The wherein said position of described corresponding subband in described target audio signal being different from the described selected set corresponding to described a pair selected candidate through de-quantization subband in described position in decoded signal.

15. 1 kinds of methods constructed through decoded audio frame, described method comprises:

Multiple one through decoded sub-band vector is placed according to fundamental frequency value;

Described multiple the rest through decoded sub-band vector is placed according to described fundamental frequency value and harmonic interval value; And

Not inserted through decoded residual signal by described multiple position occupied through decoded sub-band vector at described frame.

16. methods according to claim 15, wherein for described multiple contiguous right through each of decoded sub-band vector, the distance between the center of described vector equals described harmonic interval value.

17. methods according to claim 15, wherein said method comprises the described part corresponding to described multiple possible position through decoded sub-band vector through decoded residual signal of erasing.

18. methods according to claim 15, wherein said insertion comprises through decoded residual signal: not by described multiple position occupied through decoded sub-band vector described in described frame, to insert the described value through decoded residual signal from the described order be worth to the described last value through decoded residual signal through first of decoded residual signal with increasing frequency order.

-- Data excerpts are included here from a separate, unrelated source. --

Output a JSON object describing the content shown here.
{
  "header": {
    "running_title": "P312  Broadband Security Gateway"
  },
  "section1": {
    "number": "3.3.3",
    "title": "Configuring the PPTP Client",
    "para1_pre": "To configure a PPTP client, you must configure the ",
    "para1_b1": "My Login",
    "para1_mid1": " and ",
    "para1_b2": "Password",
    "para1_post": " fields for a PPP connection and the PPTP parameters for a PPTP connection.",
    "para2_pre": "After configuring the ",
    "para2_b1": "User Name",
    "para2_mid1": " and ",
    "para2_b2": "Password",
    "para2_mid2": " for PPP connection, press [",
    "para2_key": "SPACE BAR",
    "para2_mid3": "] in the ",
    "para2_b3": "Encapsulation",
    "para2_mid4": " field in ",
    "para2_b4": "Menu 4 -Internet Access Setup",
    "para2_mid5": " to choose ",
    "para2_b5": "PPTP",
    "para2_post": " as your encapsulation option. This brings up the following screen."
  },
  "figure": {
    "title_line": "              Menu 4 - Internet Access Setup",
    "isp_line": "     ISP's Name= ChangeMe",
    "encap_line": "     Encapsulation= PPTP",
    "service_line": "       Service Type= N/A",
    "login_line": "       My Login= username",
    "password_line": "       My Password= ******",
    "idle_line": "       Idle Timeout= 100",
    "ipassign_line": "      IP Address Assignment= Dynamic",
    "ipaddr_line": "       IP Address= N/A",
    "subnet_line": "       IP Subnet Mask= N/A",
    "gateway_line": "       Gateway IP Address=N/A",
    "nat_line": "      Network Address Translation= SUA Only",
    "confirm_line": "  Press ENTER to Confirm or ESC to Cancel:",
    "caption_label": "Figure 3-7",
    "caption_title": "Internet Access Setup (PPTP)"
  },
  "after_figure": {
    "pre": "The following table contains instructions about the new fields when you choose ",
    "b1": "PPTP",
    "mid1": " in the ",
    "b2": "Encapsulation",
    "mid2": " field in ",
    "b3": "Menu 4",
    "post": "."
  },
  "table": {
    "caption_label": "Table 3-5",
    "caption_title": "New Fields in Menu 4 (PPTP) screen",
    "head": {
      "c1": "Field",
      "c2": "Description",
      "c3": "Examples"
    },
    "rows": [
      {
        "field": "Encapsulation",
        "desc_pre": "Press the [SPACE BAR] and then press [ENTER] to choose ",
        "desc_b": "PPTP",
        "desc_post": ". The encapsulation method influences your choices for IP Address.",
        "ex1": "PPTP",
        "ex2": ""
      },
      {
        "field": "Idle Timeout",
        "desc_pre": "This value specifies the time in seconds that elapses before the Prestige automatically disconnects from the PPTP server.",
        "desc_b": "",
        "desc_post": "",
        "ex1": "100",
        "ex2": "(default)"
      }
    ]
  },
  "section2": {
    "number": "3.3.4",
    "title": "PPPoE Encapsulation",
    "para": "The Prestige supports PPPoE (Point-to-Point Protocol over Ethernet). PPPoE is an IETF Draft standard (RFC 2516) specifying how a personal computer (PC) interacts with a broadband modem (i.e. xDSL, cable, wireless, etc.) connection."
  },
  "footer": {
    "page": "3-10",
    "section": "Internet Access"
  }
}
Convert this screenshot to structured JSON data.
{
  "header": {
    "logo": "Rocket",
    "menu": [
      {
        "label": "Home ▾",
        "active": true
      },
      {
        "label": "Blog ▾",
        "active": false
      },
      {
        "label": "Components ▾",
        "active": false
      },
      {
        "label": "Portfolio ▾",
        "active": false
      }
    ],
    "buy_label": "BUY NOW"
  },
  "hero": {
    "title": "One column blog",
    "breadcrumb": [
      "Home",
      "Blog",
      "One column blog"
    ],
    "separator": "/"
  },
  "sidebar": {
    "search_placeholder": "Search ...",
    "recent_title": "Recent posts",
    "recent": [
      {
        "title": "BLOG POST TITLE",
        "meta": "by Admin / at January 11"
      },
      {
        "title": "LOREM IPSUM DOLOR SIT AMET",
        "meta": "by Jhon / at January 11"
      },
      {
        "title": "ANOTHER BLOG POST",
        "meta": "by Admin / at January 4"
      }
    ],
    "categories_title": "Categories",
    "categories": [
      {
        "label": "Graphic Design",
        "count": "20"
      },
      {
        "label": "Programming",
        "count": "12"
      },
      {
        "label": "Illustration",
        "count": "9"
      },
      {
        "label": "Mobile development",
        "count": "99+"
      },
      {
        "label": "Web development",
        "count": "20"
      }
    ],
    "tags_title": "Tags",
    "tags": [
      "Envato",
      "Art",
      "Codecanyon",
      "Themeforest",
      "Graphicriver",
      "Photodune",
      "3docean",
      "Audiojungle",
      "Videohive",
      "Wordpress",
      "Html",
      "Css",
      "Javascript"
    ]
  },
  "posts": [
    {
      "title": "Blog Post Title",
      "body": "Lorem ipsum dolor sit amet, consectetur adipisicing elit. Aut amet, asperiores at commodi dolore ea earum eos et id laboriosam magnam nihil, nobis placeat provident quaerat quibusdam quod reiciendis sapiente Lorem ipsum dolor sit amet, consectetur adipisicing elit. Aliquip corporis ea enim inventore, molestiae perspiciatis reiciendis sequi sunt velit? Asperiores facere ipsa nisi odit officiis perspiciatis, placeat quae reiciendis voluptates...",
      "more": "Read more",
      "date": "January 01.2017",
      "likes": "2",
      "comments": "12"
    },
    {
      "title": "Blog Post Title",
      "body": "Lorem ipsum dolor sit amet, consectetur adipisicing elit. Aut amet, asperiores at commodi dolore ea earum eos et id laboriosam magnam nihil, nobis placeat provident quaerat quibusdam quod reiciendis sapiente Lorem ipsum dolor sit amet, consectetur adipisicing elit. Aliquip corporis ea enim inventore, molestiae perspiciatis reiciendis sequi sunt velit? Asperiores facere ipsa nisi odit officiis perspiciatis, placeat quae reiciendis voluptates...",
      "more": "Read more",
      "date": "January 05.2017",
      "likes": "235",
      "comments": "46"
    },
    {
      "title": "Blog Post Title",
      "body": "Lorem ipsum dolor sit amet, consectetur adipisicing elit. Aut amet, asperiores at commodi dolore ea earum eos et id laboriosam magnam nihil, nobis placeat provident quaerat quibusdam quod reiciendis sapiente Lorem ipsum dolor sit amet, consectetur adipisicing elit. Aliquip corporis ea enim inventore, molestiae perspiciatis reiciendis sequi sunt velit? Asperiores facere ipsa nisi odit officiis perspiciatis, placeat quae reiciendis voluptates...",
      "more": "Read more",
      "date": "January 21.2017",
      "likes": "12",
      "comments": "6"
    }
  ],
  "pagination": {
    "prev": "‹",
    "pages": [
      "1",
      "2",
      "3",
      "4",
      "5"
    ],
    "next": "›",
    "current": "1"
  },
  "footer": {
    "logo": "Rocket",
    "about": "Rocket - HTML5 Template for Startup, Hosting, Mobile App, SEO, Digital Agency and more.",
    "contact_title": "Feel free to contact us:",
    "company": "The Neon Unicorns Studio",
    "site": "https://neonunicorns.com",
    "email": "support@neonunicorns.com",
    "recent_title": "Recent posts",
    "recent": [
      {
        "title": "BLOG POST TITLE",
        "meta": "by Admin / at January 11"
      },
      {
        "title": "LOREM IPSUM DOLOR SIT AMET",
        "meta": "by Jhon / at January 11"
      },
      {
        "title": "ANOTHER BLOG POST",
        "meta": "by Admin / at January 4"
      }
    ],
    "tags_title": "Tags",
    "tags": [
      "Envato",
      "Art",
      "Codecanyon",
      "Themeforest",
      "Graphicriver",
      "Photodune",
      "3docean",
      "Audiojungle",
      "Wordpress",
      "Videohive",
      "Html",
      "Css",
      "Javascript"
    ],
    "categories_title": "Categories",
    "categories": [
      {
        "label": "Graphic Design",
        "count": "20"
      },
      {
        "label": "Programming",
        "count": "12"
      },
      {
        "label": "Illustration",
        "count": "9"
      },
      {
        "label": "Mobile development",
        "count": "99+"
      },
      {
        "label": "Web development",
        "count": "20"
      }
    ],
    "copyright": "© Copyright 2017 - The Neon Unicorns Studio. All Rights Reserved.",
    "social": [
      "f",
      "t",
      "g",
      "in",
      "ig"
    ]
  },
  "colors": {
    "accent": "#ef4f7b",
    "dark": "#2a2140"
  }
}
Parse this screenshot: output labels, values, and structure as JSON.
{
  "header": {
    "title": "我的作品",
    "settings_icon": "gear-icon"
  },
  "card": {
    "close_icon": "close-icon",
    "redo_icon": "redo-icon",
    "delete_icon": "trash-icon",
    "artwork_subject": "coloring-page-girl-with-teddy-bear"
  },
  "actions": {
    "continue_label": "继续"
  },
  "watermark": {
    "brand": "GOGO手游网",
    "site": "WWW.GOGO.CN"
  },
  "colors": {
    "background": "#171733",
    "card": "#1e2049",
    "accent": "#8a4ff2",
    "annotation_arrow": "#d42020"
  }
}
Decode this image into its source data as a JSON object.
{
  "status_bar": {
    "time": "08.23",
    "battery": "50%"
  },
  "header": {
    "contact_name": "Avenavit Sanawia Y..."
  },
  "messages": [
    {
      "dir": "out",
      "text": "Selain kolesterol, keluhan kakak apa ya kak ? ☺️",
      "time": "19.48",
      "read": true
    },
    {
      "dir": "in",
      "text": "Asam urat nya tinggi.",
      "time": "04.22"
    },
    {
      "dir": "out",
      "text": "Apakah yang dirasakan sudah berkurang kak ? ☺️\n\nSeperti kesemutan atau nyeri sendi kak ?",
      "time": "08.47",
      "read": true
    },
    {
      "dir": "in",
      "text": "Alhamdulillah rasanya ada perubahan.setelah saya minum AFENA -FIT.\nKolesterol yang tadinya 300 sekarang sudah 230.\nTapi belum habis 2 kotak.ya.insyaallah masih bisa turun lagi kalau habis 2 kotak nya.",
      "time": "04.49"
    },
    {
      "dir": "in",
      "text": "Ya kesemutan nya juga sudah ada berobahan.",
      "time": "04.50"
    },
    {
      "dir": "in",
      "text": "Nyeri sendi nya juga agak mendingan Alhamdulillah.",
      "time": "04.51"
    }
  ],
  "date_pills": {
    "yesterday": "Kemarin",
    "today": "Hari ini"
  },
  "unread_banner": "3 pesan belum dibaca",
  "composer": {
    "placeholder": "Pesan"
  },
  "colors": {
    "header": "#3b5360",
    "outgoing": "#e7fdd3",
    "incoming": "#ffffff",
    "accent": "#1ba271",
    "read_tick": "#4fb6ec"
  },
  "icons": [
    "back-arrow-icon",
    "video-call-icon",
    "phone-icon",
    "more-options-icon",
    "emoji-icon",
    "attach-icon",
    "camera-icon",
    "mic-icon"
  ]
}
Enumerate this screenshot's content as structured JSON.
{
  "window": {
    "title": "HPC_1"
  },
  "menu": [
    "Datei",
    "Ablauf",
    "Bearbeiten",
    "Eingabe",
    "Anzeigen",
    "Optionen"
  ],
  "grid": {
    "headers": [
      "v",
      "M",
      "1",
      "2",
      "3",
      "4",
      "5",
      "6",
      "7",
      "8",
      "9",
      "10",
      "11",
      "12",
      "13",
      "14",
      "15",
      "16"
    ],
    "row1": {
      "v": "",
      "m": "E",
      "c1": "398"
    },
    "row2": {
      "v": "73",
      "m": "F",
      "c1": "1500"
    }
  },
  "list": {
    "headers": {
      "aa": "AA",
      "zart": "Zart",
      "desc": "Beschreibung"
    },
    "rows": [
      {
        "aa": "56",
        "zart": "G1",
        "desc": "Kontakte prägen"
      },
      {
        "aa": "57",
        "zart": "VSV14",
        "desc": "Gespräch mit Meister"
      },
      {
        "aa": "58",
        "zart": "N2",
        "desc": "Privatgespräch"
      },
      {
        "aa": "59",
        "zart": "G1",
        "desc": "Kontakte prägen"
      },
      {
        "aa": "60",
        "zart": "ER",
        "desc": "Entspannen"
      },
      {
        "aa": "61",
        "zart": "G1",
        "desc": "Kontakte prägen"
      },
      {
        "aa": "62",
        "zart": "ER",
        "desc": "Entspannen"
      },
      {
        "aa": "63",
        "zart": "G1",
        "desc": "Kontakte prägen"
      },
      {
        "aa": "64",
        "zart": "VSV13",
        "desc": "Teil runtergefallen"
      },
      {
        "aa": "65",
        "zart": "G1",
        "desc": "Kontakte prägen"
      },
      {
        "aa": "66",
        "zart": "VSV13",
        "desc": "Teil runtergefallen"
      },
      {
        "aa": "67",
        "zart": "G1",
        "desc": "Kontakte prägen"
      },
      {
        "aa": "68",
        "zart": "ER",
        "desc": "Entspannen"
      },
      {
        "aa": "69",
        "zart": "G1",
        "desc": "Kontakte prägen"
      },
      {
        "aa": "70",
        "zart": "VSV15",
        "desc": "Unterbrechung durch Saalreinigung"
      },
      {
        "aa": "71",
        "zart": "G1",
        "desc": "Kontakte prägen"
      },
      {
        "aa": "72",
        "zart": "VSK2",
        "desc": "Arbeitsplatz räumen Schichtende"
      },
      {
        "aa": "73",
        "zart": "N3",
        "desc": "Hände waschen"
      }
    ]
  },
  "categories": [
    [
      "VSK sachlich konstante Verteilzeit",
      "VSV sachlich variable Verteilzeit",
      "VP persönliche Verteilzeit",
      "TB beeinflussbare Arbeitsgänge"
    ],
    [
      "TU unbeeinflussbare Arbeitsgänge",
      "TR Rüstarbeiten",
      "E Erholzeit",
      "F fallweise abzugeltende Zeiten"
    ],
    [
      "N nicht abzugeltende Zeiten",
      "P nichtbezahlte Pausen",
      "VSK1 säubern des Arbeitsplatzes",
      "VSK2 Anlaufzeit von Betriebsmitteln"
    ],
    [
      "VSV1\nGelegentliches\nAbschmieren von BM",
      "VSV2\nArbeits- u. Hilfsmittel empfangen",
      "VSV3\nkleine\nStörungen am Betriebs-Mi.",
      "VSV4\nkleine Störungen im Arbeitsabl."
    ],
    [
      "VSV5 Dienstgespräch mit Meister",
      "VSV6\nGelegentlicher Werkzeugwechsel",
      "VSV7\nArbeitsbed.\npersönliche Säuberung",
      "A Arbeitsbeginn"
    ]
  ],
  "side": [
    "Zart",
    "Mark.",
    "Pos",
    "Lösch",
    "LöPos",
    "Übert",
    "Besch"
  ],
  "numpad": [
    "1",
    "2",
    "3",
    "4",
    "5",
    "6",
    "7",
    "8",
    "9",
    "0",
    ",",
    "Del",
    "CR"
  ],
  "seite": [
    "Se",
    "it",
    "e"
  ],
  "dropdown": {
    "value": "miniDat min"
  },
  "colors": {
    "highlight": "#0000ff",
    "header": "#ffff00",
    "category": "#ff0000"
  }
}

19. methods according to claim 15, wherein said insertion comprises through decoded residual signal makes a described part through decoded residual signal relative to frequency domain axis bending to be engaged between described multiple neighbor in decoded sub-band vector.

20. 1 kinds of equipment for Audio Signal Processing, described equipment comprises:

For the device of the multiple peak values in position reference sound signal in a frequency domain;

For the device of certain number N f candidate of the fundamental frequency of selected harmonic model, each candidate is based on the position of the corresponding one of multiple peak value described in described frequency domain;

For harmonic-model described at least both the described position calculation based on multiple peak value described in described frequency domain harmonic wave between the device of certain number N d candidate at interval;

For the device of the set of at least one subband of each select target sound signal for multipair different described fundamental frequency and harmonic interval candidate, in wherein said set the position of each subband in described frequency domain based on for candidate pair; And

For calculating the device of the energy value of the described correspondence set of at least one subband from described target audio signal for each of described multipair different candidate; And

For selecting the device of a pair candidate from described multipair different candidate based at least multiple described calculated energy value,

21. equipment according to claim 20, wherein said target audio signal is described reference audio signal.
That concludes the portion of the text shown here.